Abgehoben im eigenen Olymp

Wie könnte es auch anders sein: „Dieses Szenario beruht auf jahrzehntelangen persönlichen Erfahrungen.“ Gerade hier sehe ich Junckers Problem. Er hat längst verlernt, die europäische Situation mal mit den Augen der anderen zu sehen. Neue Persönlichkeiten bringen auch neue Ansätze mit, die mir bei Juncker – wie auch bei Draghi – fehlen. „Mein ganzes Leben habe ich das europäische Projekt gelebt und dafür gearbeitet.“ Na, das sehe ich dann doch etwas differenzierter: War Juncker als Premierminister in Luxemburg nicht auch an fragwürdigen Steuerpraktiken beteiligt, die er als EU-Kommissionspräsident in Irland dann anprangert?

Sitzt Juncker nicht schon in seinem eigenen Olymp? „Ich bin mit der Europäischen Union durch dick und dünn gegangen“. Steht hier nicht zu sehr die eigene Person im Mittelpunkt? Und geht es nicht auch eine Nummer kleiner: „Deshalb hat diese Kommission in großen Dingen Größe gezeigt …“. Weit vom Personenkult sind wir nicht mehr entfernt!
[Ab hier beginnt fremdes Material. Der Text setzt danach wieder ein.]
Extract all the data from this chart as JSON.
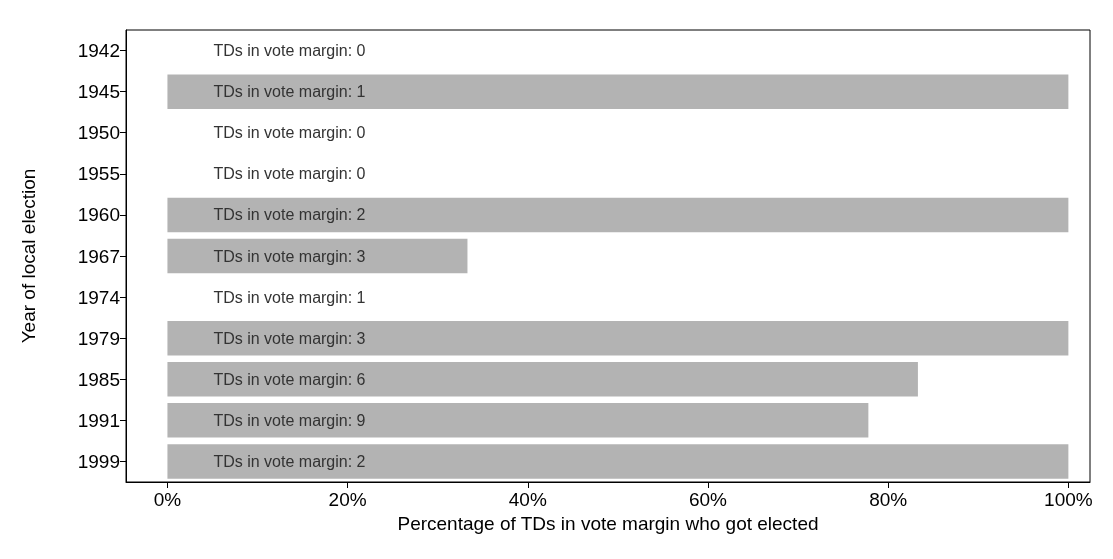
{
  "chart_data": {
    "type": "bar",
    "orientation": "horizontal",
    "xlabel": "Percentage of TDs in vote margin who got elected",
    "ylabel": "Year of local election",
    "categories": [
      "1942",
      "1945",
      "1950",
      "1955",
      "1960",
      "1967",
      "1974",
      "1979",
      "1985",
      "1991",
      "1999"
    ],
    "values": [
      0,
      100,
      0,
      0,
      100,
      33.3,
      0,
      100,
      83.3,
      77.8,
      100
    ],
    "value_labels": [
      "TDs in vote margin: 0",
      "TDs in vote margin: 1",
      "TDs in vote margin: 0",
      "TDs in vote margin: 0",
      "TDs in vote margin: 2",
      "TDs in vote margin: 3",
      "TDs in vote margin: 1",
      "TDs in vote margin: 3",
      "TDs in vote margin: 6",
      "TDs in vote margin: 9",
      "TDs in vote margin: 2"
    ],
    "color": "#b3b3b3",
    "xlim": [
      -4.6,
      102.4
    ],
    "xticks": [
      {
        "value": 0,
        "label": "0%"
      },
      {
        "value": 20,
        "label": "20%"
      },
      {
        "value": 40,
        "label": "40%"
      },
      {
        "value": 60,
        "label": "60%"
      },
      {
        "value": 80,
        "label": "80%"
      },
      {
        "value": 100,
        "label": "100%"
      }
    ],
    "grid": false
  }
}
Aber nicht nur Juncker zeichnet eine Abgehobenheit und Bürgerferne aus, sondern auch viele EU-Entscheidungen. So ist es für mich schlichtweg unbegreiflich, dass in einer Gemeinschaft z.B. ein polnischer Politiker – wie Donald Tusk – als Ratspräsident wieder berufen wird, obwohl sein Herkunftsland und Mitgliedsstaat dies ablehnt. Nun kann man über die derzeitige polnische Politik trefflich streiten, aber dass eine derartige EU-Entscheidung nicht gerade zum Zusammenrücken der Staaten führt, dies sollte jedem politisch denkenden Menschen klar sein. Da nutzen auch freundliche Juncker-Sprüche nichts: „Europa muss mit beiden Lungenflügeln atmen, mit dem östlichen und dem westlichen.“ Launige Reden sind hier nicht gefragt, sondern kontinuierlicher Dialog und Kompromissbereitschaft – gerade auch mit unseren mittel-osteuropäischen Nachbarn. Auch der Brexit hätte möglicherweise verhindert werden können, wenn die EU vor der Volksabstimmung im Vereinigten Königreich mehr Flexibilität gezeigt hätte. Hat die EU-Spitze wirklich alles getan, um das schlingernde Vereinigte Königreich mit den Bruchpiloten David Cameron und Theresa May sicher innerhalb der EU landen zu lassen?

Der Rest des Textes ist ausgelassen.